Aesthetics play a role in daily lives, ruling human judgement whether they are conscious of it or not, from the simple things like what to wear, to the bigger decisions like which house to buy, NDTV reports. But there has been so little information on what factors might be influencing these decisions.
Amy Belfi, who was a postdoctoral fellow in New York University (NYU) at the time of the study and lead author on the study, decided to focus on aesthetics with regards to what people found pleasing about poetry.
People disagree on what they like, of course.
However, despite disagreements on an individual level, the study discovered that there were some specific characteristics that consistently affected a person’s enjoyment of a poem.
There were 400 participants in the study, all of whom read and rated poems of two genres: the haiku and the sonnet. This experiment was meant to understand the factors that best predicted the aesthetic appeal of poems. After reading the poems, the participants answered questionnaires regarding the poems’ vividness, emotional appeal, emotional valence and aesthetic appeal.

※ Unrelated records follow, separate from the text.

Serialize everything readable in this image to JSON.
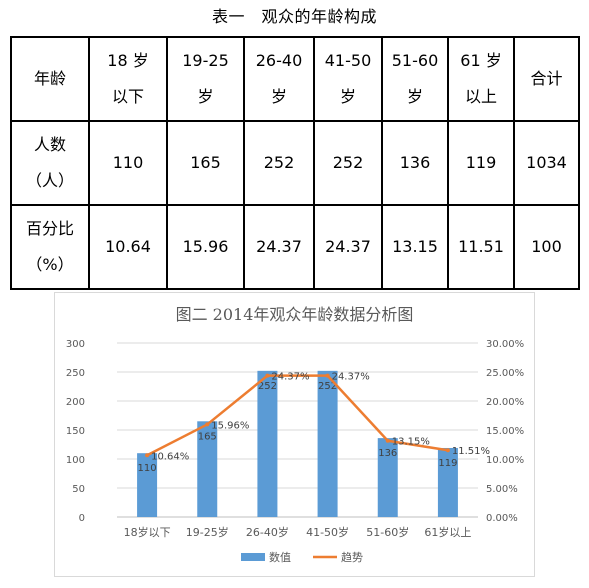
{
  "table": {
    "title": "表一　观众的年龄构成",
    "header": [
      "年龄",
      "18 岁以下",
      "19-25 岁",
      "26-40 岁",
      "41-50 岁",
      "51-60 岁",
      "61 岁以上",
      "合计"
    ],
    "rows": [
      {
        "label": "人数（人）",
        "values": [
          "110",
          "165",
          "252",
          "252",
          "136",
          "119",
          "1034"
        ]
      },
      {
        "label": "百分比（%）",
        "values": [
          "10.64",
          "15.96",
          "24.37",
          "24.37",
          "13.15",
          "11.51",
          "100"
        ]
      }
    ]
  },
  "chart_data": {
    "type": "bar",
    "title": "图二 2014年观众年龄数据分析图",
    "categories": [
      "18岁以下",
      "19-25岁",
      "26-40岁",
      "41-50岁",
      "51-60岁",
      "61岁以上"
    ],
    "series": [
      {
        "name": "数值",
        "type": "bar",
        "axis": "left",
        "color": "#5b9bd5",
        "values": [
          110,
          165,
          252,
          252,
          136,
          119
        ],
        "labels": [
          "110",
          "165",
          "252",
          "252",
          "136",
          "119"
        ]
      },
      {
        "name": "趋势",
        "type": "line",
        "axis": "right",
        "color": "#ed7d31",
        "values": [
          10.64,
          15.96,
          24.37,
          24.37,
          13.15,
          11.51
        ],
        "labels": [
          "10.64%",
          "15.96%",
          "24.37%",
          "24.37%",
          "13.15%",
          "11.51%"
        ]
      }
    ],
    "ylim": [
      0,
      300
    ],
    "yticks": [
      "0",
      "50",
      "100",
      "150",
      "200",
      "250",
      "300"
    ],
    "y2lim": [
      0,
      30
    ],
    "y2ticks": [
      "0.00%",
      "5.00%",
      "10.00%",
      "15.00%",
      "20.00%",
      "25.00%",
      "30.00%"
    ],
    "grid": true,
    "legend": "bottom"
  }
}
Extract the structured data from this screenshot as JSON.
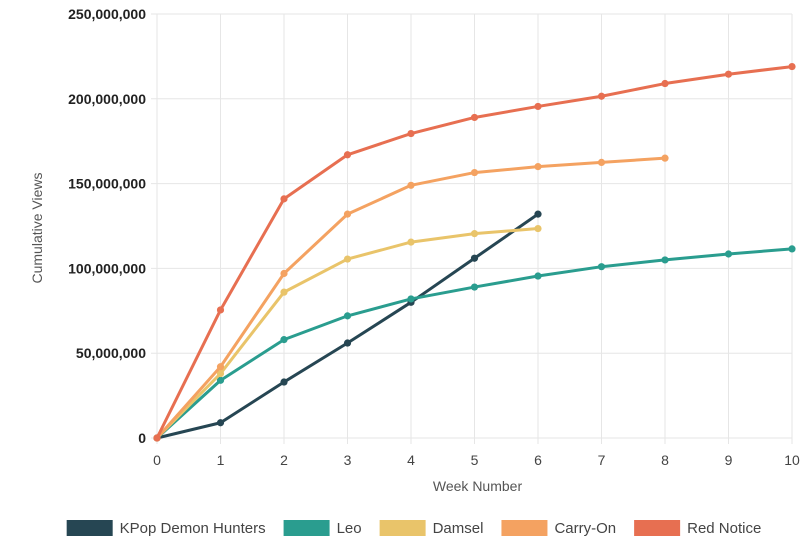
{
  "chart_data": {
    "type": "line",
    "title": "",
    "xlabel": "Week Number",
    "ylabel": "Cumulative Views",
    "xlim": [
      0,
      10
    ],
    "ylim": [
      0,
      250000000
    ],
    "x_ticks": [
      "0",
      "1",
      "2",
      "3",
      "4",
      "5",
      "6",
      "7",
      "8",
      "9",
      "10"
    ],
    "y_ticks": [
      {
        "value": 0,
        "label": "0"
      },
      {
        "value": 50000000,
        "label": "50,000,000"
      },
      {
        "value": 100000000,
        "label": "100,000,000"
      },
      {
        "value": 150000000,
        "label": "150,000,000"
      },
      {
        "value": 200000000,
        "label": "200,000,000"
      },
      {
        "value": 250000000,
        "label": "250,000,000"
      }
    ],
    "grid": true,
    "legend_position": "bottom",
    "series": [
      {
        "name": "KPop Demon Hunters",
        "color": "#264653",
        "x": [
          0,
          1,
          2,
          3,
          4,
          5,
          6
        ],
        "values": [
          0,
          9000000,
          33000000,
          56000000,
          80000000,
          106000000,
          132000000
        ]
      },
      {
        "name": "Leo",
        "color": "#2a9d8f",
        "x": [
          0,
          1,
          2,
          3,
          4,
          5,
          6,
          7,
          8,
          9,
          10
        ],
        "values": [
          0,
          34000000,
          58000000,
          72000000,
          82000000,
          89000000,
          95500000,
          101000000,
          105000000,
          108500000,
          111500000
        ]
      },
      {
        "name": "Damsel",
        "color": "#e9c46a",
        "x": [
          0,
          1,
          2,
          3,
          4,
          5,
          6
        ],
        "values": [
          0,
          38000000,
          86000000,
          105500000,
          115500000,
          120500000,
          123500000
        ]
      },
      {
        "name": "Carry-On",
        "color": "#f4a261",
        "x": [
          0,
          1,
          2,
          3,
          4,
          5,
          6,
          7,
          8
        ],
        "values": [
          0,
          42000000,
          97000000,
          132000000,
          149000000,
          156500000,
          160000000,
          162500000,
          165000000
        ]
      },
      {
        "name": "Red Notice",
        "color": "#e76f51",
        "x": [
          0,
          1,
          2,
          3,
          4,
          5,
          6,
          7,
          8,
          9,
          10
        ],
        "values": [
          0,
          75500000,
          141000000,
          167000000,
          179500000,
          189000000,
          195500000,
          201500000,
          209000000,
          214500000,
          219000000
        ]
      }
    ]
  }
}
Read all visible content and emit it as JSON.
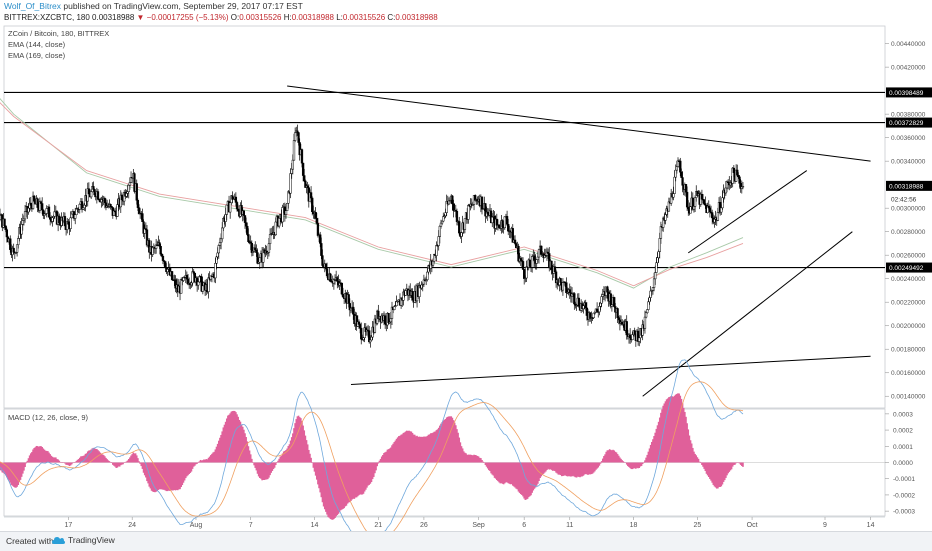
{
  "header": {
    "author": "Wolf_Of_Bitrex",
    "published_text": " published on TradingView.com, September 29, 2017 07:17 EST",
    "symbol": "BITTREX:XZCBTC, 180",
    "last": "0.00318988",
    "change": "▼ −0.00017255 (−5.13%)",
    "open_label": "O:",
    "open": "0.00315526",
    "high_label": "H:",
    "high": "0.00318988",
    "low_label": "L:",
    "low": "0.00315526",
    "close_label": "C:",
    "close": "0.00318988"
  },
  "legend": {
    "title": "ZCoin / Bitcoin, 180, BITTREX",
    "ema1": "EMA (144, close)",
    "ema2": "EMA (169, close)",
    "macd": "MACD (12, 26, close, 9)"
  },
  "footer": {
    "created": "Created with",
    "brand": "TradingView"
  },
  "colors": {
    "up": "#000000",
    "down": "#000000",
    "ema144": "#a8c9a8",
    "ema169": "#e8a0a0",
    "macd": "#6fa8dc",
    "signal": "#f0a060",
    "hist": "#e0609a",
    "price_tag": "#000000"
  },
  "chart_data": [
    {
      "type": "candlestick",
      "title": "ZCoin / Bitcoin, 180, BITTREX",
      "y_ticks": [
        "0.00440000",
        "0.00420000",
        "0.00380000",
        "0.00360000",
        "0.00340000",
        "0.00300000",
        "0.00280000",
        "0.00260000",
        "0.00240000",
        "0.00220000",
        "0.00200000",
        "0.00180000",
        "0.00160000",
        "0.00140000"
      ],
      "price_tags": [
        {
          "label": "0.00398489",
          "value": 0.00398489,
          "kind": "hline"
        },
        {
          "label": "0.00372829",
          "value": 0.00372829,
          "kind": "hline"
        },
        {
          "label": "0.00318988",
          "value": 0.00318988,
          "kind": "last"
        },
        {
          "label": "02:42:56",
          "value": 0.00308,
          "kind": "timer"
        },
        {
          "label": "0.00249492",
          "value": 0.00249492,
          "kind": "hline"
        }
      ],
      "x_ticks": [
        "17",
        "24",
        "Aug",
        "7",
        "14",
        "21",
        "26",
        "Sep",
        "6",
        "11",
        "18",
        "25",
        "Oct",
        "9",
        "14"
      ],
      "x_tick_days": [
        -14,
        -7,
        0,
        6,
        13,
        20,
        25,
        31,
        36,
        41,
        48,
        55,
        61,
        69,
        74
      ],
      "date_origin": "Aug 1",
      "ylim": [
        0.0013,
        0.00455
      ],
      "price_path": [
        [
          -26,
          0.00305
        ],
        [
          -24,
          0.00312
        ],
        [
          -22,
          0.003
        ],
        [
          -21,
          0.00285
        ],
        [
          -20,
          0.0026
        ],
        [
          -19,
          0.0029
        ],
        [
          -18,
          0.00305
        ],
        [
          -17,
          0.003
        ],
        [
          -15,
          0.0029
        ],
        [
          -14,
          0.00285
        ],
        [
          -13,
          0.003
        ],
        [
          -12,
          0.0031
        ],
        [
          -11,
          0.00315
        ],
        [
          -10,
          0.00305
        ],
        [
          -9,
          0.00295
        ],
        [
          -8,
          0.0031
        ],
        [
          -7,
          0.0033
        ],
        [
          -6,
          0.0029
        ],
        [
          -5,
          0.00262
        ],
        [
          -4,
          0.00268
        ],
        [
          -3,
          0.00245
        ],
        [
          -2,
          0.0023
        ],
        [
          -1,
          0.0024
        ],
        [
          0,
          0.00242
        ],
        [
          1,
          0.0023
        ],
        [
          2,
          0.00245
        ],
        [
          3,
          0.0029
        ],
        [
          4,
          0.0031
        ],
        [
          5,
          0.00295
        ],
        [
          6,
          0.0027
        ],
        [
          7,
          0.00255
        ],
        [
          8,
          0.0027
        ],
        [
          9,
          0.0029
        ],
        [
          10,
          0.003
        ],
        [
          11,
          0.0037
        ],
        [
          12,
          0.0032
        ],
        [
          13,
          0.00295
        ],
        [
          14,
          0.0025
        ],
        [
          15,
          0.0024
        ],
        [
          16,
          0.00232
        ],
        [
          17,
          0.00215
        ],
        [
          18,
          0.00195
        ],
        [
          19,
          0.0019
        ],
        [
          20,
          0.0021
        ],
        [
          21,
          0.00205
        ],
        [
          22,
          0.00215
        ],
        [
          23,
          0.0023
        ],
        [
          24,
          0.00225
        ],
        [
          25,
          0.0024
        ],
        [
          26,
          0.00255
        ],
        [
          27,
          0.0029
        ],
        [
          28,
          0.0031
        ],
        [
          29,
          0.0028
        ],
        [
          30,
          0.003
        ],
        [
          31,
          0.0031
        ],
        [
          32,
          0.00295
        ],
        [
          33,
          0.00285
        ],
        [
          34,
          0.0029
        ],
        [
          35,
          0.0027
        ],
        [
          36,
          0.00245
        ],
        [
          37,
          0.00255
        ],
        [
          38,
          0.00265
        ],
        [
          39,
          0.0025
        ],
        [
          40,
          0.00235
        ],
        [
          41,
          0.00228
        ],
        [
          42,
          0.0022
        ],
        [
          43,
          0.0021
        ],
        [
          44,
          0.00212
        ],
        [
          45,
          0.0023
        ],
        [
          46,
          0.00215
        ],
        [
          47,
          0.002
        ],
        [
          48,
          0.0019
        ],
        [
          49,
          0.00195
        ],
        [
          50,
          0.0023
        ],
        [
          51,
          0.0028
        ],
        [
          52,
          0.00305
        ],
        [
          53,
          0.0034
        ],
        [
          54,
          0.003
        ],
        [
          55,
          0.0031
        ],
        [
          56,
          0.003
        ],
        [
          57,
          0.0029
        ],
        [
          58,
          0.00315
        ],
        [
          59,
          0.0033
        ],
        [
          60,
          0.00318
        ]
      ],
      "ema144_path": [
        [
          -28,
          0.0045
        ],
        [
          -20,
          0.0038
        ],
        [
          -12,
          0.0033
        ],
        [
          -4,
          0.0031
        ],
        [
          4,
          0.003
        ],
        [
          12,
          0.0029
        ],
        [
          20,
          0.00265
        ],
        [
          28,
          0.0025
        ],
        [
          36,
          0.00265
        ],
        [
          44,
          0.00245
        ],
        [
          48,
          0.00232
        ],
        [
          52,
          0.0025
        ],
        [
          56,
          0.00262
        ],
        [
          60,
          0.00275
        ]
      ],
      "ema169_path": [
        [
          -28,
          0.0044
        ],
        [
          -20,
          0.00378
        ],
        [
          -12,
          0.00332
        ],
        [
          -4,
          0.00312
        ],
        [
          4,
          0.00302
        ],
        [
          12,
          0.00292
        ],
        [
          20,
          0.00267
        ],
        [
          28,
          0.00252
        ],
        [
          36,
          0.00267
        ],
        [
          44,
          0.00247
        ],
        [
          48,
          0.00234
        ],
        [
          52,
          0.00248
        ],
        [
          56,
          0.00258
        ],
        [
          60,
          0.0027
        ]
      ],
      "trendlines": [
        {
          "from": [
            10,
            0.00404
          ],
          "to": [
            74,
            0.0034
          ]
        },
        {
          "from": [
            17,
            0.0015
          ],
          "to": [
            74,
            0.00174
          ]
        },
        {
          "from": [
            49,
            0.0014
          ],
          "to": [
            72,
            0.0028
          ]
        },
        {
          "from": [
            54,
            0.00262
          ],
          "to": [
            67,
            0.00332
          ]
        }
      ]
    },
    {
      "type": "line",
      "title": "MACD (12, 26, close, 9)",
      "y_ticks": [
        "0.0003",
        "0.0002",
        "0.0001",
        "0.0000",
        "-0.0001",
        "-0.0002",
        "-0.0003"
      ],
      "ylim": [
        -0.00033,
        0.00033
      ]
    }
  ]
}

The answers showed that the vividness of mental imagery in the poems was the best predictor of aesthetic appeal, and poems that evoked more imagery were said to be more pleasing.
However, the readers could not uniformly agree which poem they found generally more appealing, reinforcing the fact that people have differing tastes. Nevertheless, it can be said that vividness of imagery and emotional valence at least form a common ground on which a poem’s aesthetic value can be measured.
The study was published in the journal Psychology of Aesthetics, Creativity, and the Arts.